A la autora de Esquilache y de Teresa de Jesús le hubiera gustado acercarse al Gran Capitán. “He sentido esa tentación muchas veces, pero llevar a buen termino este tipo de empresas no depende de tu voluntad. Puedes proponer, pero la última palabra, por el sempiterno problema de la financiación, nunca la tiene el director. No se hace lo que tú quieres, sino lo que, en ese momento, es posible. Y hubiera sido estupendo abordarlo, porque tenía un carácter muy especial, gracias a él se consiguieron cosas y se dieron pasos que no se habrían producido de otra forma”.
Es curioso, pero hubo de esperar a que se atemperase el inflamado clima patriótico, tan del gusto de los gobernantes de la dictadura, para que se haya empezado a reivindicar, con cierto fundamento, el papel de nuestro caballeroso paisano.
Un primer acercamiento, dándole el protagonismo que por su relevancia merece, vino de parte de Antonio Gala. Se hizo en su añorada serie “Paisaje con figuras”, que emitió Televisión Española, en diferentes entregas (algunas no sin polémica) y periodos a partir de febrero de 1976. La parte dedicada a Gonzalo Fernández de Córdoba se puso en antena el 3 de enero de 1977.
De la presentación se encargaba el propio escritor cordobés con unas notas previas acerca de lo que nos disponíamos a contemplar: “Hay ocasiones –comentaba en sus primeras palabras– en que un rey siente envidia de un súbdito”
Un joven Gala con cuello mao y empuñando su inseparable bastón nos introducía en el conocimiento del protagonista de la historia: un oficial “a quien Europa, admirada y enamorada, llamó el Gran Capitán”... “Fue un segundón de la Casa de Aguilar en Montilla, tuvo por tanto que procurarse su propia riqueza y sus honores, porque él solo heredó un estilo y un nombre, pero en esta carrera nadie ha llegado tan alto como él”, resumía concluyente Gala.
Con dirección del canario Antonio José Betancor (autor de escueta trayectoria fílmica aunque muy apreciada, como ocurre con Valentina y 1919, Crónica del Alba), se nos presenta a un personaje en la última fase de su vida, cuando ya se encontraba retirado en su dominio señorial de Loja, apartado de la Corte por los muchos desdenes del rey Fernando.
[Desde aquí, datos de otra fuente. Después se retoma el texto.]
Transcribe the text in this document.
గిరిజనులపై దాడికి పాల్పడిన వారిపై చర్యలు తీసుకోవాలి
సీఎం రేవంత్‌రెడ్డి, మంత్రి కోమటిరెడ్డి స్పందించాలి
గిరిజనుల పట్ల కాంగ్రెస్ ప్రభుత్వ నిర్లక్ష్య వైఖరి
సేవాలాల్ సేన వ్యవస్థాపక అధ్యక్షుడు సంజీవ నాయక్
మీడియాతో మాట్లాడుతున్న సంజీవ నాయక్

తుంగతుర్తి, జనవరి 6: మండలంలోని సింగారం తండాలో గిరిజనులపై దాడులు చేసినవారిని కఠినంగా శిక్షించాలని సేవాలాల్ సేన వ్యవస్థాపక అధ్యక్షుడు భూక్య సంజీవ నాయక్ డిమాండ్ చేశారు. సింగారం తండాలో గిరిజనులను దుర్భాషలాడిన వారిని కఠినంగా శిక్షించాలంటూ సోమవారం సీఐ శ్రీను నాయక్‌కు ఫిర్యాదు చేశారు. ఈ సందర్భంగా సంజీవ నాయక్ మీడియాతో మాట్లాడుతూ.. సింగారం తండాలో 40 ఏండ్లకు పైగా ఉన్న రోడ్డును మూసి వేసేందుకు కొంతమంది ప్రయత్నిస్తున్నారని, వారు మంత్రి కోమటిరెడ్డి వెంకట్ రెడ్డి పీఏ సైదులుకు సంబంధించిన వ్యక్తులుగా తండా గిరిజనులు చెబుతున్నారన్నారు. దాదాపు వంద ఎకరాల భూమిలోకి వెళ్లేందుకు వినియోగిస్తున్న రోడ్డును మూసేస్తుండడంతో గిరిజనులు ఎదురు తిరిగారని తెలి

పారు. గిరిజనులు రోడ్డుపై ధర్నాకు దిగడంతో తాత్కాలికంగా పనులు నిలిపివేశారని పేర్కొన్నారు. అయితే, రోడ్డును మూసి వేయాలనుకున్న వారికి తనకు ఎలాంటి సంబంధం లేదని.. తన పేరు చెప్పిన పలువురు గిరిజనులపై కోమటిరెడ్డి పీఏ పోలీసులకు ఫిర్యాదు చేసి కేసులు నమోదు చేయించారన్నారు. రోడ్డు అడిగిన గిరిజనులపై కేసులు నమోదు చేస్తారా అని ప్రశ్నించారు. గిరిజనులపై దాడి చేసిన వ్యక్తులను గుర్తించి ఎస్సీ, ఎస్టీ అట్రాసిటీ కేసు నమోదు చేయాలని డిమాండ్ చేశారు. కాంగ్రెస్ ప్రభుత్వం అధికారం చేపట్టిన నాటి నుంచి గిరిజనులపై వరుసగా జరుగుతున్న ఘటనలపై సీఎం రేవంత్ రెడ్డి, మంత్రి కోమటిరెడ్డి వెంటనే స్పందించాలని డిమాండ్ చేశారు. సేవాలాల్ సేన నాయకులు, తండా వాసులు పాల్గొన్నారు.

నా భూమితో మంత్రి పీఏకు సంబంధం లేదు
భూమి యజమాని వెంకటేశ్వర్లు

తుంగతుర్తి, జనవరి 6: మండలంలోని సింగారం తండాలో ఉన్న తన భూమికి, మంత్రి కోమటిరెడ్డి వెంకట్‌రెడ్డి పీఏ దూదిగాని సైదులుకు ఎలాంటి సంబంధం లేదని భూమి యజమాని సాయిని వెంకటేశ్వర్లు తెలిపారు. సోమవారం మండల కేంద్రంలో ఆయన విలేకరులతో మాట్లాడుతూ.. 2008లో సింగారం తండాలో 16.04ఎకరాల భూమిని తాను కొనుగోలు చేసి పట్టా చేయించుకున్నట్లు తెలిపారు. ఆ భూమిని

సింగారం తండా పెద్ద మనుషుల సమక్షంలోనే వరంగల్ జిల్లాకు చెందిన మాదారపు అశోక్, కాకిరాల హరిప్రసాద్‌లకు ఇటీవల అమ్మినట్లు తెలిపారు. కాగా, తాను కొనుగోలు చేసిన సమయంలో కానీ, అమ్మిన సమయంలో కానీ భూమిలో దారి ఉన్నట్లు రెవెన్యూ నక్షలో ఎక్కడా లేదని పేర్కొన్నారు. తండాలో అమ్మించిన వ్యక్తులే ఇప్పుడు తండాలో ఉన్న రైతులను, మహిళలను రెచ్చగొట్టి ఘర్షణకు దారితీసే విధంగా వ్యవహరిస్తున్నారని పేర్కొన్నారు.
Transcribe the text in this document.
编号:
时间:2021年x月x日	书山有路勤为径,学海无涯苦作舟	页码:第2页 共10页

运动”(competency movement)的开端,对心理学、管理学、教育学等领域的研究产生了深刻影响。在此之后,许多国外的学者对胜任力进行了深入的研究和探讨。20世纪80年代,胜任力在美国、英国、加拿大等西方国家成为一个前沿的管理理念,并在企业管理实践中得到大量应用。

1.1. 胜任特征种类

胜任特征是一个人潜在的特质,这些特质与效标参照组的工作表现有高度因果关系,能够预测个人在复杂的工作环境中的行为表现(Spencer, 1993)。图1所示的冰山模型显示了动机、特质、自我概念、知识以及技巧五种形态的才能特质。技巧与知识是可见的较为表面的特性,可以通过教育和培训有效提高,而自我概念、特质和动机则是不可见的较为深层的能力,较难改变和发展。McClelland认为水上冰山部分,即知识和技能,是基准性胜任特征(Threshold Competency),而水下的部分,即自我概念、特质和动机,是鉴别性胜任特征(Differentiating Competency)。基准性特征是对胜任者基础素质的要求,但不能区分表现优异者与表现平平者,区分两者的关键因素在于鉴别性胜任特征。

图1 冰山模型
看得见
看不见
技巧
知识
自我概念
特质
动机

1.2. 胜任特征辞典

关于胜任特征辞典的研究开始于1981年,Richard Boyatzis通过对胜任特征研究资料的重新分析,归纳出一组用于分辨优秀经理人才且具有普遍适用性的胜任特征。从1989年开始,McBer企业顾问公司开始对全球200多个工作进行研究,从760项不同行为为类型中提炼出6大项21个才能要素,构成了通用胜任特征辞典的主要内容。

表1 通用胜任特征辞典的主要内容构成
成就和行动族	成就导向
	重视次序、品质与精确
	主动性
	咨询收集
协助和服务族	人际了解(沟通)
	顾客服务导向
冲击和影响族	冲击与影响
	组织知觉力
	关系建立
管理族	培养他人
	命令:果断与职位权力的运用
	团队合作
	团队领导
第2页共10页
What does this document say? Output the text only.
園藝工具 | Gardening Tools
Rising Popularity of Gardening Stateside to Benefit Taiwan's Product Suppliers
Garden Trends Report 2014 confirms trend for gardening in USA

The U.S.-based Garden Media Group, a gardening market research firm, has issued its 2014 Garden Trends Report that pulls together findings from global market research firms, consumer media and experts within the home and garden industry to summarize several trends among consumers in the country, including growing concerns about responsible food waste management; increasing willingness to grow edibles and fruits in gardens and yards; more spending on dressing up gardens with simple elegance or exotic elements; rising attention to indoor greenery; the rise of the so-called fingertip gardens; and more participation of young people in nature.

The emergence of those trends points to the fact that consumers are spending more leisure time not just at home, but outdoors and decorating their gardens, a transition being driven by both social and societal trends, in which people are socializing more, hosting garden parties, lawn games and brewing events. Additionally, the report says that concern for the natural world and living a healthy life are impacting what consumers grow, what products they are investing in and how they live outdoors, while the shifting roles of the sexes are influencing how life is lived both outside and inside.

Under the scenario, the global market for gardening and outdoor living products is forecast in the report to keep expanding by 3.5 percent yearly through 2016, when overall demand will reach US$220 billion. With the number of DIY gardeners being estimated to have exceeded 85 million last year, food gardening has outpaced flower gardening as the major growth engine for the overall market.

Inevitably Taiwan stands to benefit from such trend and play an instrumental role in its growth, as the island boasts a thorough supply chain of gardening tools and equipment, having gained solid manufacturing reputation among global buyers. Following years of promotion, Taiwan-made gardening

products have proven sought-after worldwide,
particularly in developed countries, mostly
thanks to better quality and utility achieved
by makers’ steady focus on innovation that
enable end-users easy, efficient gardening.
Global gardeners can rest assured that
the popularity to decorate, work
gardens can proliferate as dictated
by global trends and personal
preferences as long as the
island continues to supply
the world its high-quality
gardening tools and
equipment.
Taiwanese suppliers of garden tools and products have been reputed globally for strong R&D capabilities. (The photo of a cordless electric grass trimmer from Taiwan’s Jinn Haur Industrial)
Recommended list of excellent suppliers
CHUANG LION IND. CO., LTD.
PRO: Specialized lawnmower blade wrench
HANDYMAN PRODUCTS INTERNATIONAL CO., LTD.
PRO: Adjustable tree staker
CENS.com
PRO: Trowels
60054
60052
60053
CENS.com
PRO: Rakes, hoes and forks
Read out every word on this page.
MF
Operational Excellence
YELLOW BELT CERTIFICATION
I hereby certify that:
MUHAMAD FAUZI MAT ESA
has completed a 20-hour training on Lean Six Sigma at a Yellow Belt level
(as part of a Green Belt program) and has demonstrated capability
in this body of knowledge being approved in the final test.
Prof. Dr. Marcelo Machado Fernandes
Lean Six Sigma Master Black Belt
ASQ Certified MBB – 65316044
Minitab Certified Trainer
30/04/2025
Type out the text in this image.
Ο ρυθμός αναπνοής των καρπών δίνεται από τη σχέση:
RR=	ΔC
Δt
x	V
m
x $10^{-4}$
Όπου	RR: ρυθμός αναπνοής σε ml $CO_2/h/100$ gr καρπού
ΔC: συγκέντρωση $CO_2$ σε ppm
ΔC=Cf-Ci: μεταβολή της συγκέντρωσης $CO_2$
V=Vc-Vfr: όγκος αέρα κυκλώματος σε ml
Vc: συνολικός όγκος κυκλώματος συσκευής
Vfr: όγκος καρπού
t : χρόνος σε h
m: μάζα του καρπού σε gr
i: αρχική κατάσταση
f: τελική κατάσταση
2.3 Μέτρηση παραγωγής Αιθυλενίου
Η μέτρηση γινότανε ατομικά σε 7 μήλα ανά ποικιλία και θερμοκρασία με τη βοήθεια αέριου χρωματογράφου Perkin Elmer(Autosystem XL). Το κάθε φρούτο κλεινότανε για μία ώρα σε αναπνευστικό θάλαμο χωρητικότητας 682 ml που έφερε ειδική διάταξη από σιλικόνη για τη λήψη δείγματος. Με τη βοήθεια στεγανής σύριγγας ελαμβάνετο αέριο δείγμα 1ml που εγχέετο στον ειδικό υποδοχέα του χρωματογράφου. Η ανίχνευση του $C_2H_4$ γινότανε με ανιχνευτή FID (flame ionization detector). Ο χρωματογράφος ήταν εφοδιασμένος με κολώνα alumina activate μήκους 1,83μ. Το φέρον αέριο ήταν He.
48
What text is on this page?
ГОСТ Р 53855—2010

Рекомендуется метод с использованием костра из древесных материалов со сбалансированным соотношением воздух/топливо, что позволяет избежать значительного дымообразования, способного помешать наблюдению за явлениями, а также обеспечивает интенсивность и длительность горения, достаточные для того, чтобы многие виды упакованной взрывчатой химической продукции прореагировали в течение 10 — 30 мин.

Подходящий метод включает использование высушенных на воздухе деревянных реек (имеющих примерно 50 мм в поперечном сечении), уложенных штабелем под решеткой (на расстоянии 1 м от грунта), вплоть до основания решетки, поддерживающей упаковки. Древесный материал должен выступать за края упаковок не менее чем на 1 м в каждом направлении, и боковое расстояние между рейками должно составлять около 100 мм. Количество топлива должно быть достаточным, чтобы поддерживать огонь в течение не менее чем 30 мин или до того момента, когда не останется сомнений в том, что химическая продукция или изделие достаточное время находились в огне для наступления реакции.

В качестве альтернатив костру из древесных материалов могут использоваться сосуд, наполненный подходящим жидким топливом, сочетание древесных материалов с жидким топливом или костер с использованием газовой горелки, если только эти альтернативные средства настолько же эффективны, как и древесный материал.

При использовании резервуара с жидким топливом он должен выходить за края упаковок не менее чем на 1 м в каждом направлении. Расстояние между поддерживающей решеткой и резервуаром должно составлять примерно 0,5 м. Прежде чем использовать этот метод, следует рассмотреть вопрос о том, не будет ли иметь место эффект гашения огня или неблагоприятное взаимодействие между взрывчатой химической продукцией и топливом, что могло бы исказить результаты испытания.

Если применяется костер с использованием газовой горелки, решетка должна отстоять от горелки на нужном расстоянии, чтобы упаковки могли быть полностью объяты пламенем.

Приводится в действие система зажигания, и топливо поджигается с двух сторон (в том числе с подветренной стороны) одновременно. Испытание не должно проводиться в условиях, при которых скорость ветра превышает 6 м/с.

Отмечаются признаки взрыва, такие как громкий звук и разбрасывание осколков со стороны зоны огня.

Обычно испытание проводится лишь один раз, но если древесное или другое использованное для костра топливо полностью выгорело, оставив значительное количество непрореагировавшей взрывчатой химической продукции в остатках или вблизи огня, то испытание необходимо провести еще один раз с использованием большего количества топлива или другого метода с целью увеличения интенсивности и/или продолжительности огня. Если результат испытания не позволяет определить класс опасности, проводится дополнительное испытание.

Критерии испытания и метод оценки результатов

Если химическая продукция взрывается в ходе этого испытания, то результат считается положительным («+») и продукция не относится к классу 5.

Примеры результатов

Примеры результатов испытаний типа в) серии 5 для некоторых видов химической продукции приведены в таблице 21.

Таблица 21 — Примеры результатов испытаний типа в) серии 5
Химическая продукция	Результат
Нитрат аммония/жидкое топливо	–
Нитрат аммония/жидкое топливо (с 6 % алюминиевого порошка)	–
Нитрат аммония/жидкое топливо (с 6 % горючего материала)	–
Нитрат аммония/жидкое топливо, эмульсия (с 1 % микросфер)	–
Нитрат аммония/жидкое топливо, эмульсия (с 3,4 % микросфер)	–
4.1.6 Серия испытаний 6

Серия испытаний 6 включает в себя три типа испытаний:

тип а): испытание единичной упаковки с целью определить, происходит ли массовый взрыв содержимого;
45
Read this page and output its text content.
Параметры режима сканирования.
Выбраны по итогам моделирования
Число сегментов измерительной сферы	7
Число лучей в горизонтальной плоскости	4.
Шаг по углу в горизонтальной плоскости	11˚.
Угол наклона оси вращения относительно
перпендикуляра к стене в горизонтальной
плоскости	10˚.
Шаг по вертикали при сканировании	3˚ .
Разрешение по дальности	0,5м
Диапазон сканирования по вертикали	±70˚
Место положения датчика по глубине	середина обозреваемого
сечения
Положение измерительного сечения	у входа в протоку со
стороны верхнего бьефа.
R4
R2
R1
En esas circunstancias, por medio de una voz en off, se nos hace patente el malestar del militar olvidado, la historia de una tremenda ingratitud. “Tengo 60 años y la conciencia limpia”, se le oye musitar orgulloso y con una pizca de desafío al principio de este relato. “A ciegas serví a mi rey, mi gloria fue servir gloria”, le confiesa a su último caballo Zegrí, en un recurso literario muy del gusto de Antonio Gala, que en otras obras suyas lo ha utilizado a discreción. Como en la serie de artículos periodísticos dedicados a su perro Troylo, a quien en tono confidencial venía a hacerle participe de sus opiniones.
De fondo, el paisaje de Loja, de la Catedral, los Jerónimos y la Alhambra, en Granada, sus postreras moradas. Es aquí donde el Gran Capitán hace recuento de sus contiendas, no solo de cuartel, sino también de corte. “Vos –argumenta el narrador, ponderando sus triunfos– no habéis de doblar la rodilla, sino ante Dios. Roma no ha conocido un general más grande”, fueron las aduladoras palabras que le dedicó el Santo Padre al liberar el reino de Nápoles. “Es más grande su corazón que su lanza”, considera el Sumo Pontífice, para expresarle su gratitud.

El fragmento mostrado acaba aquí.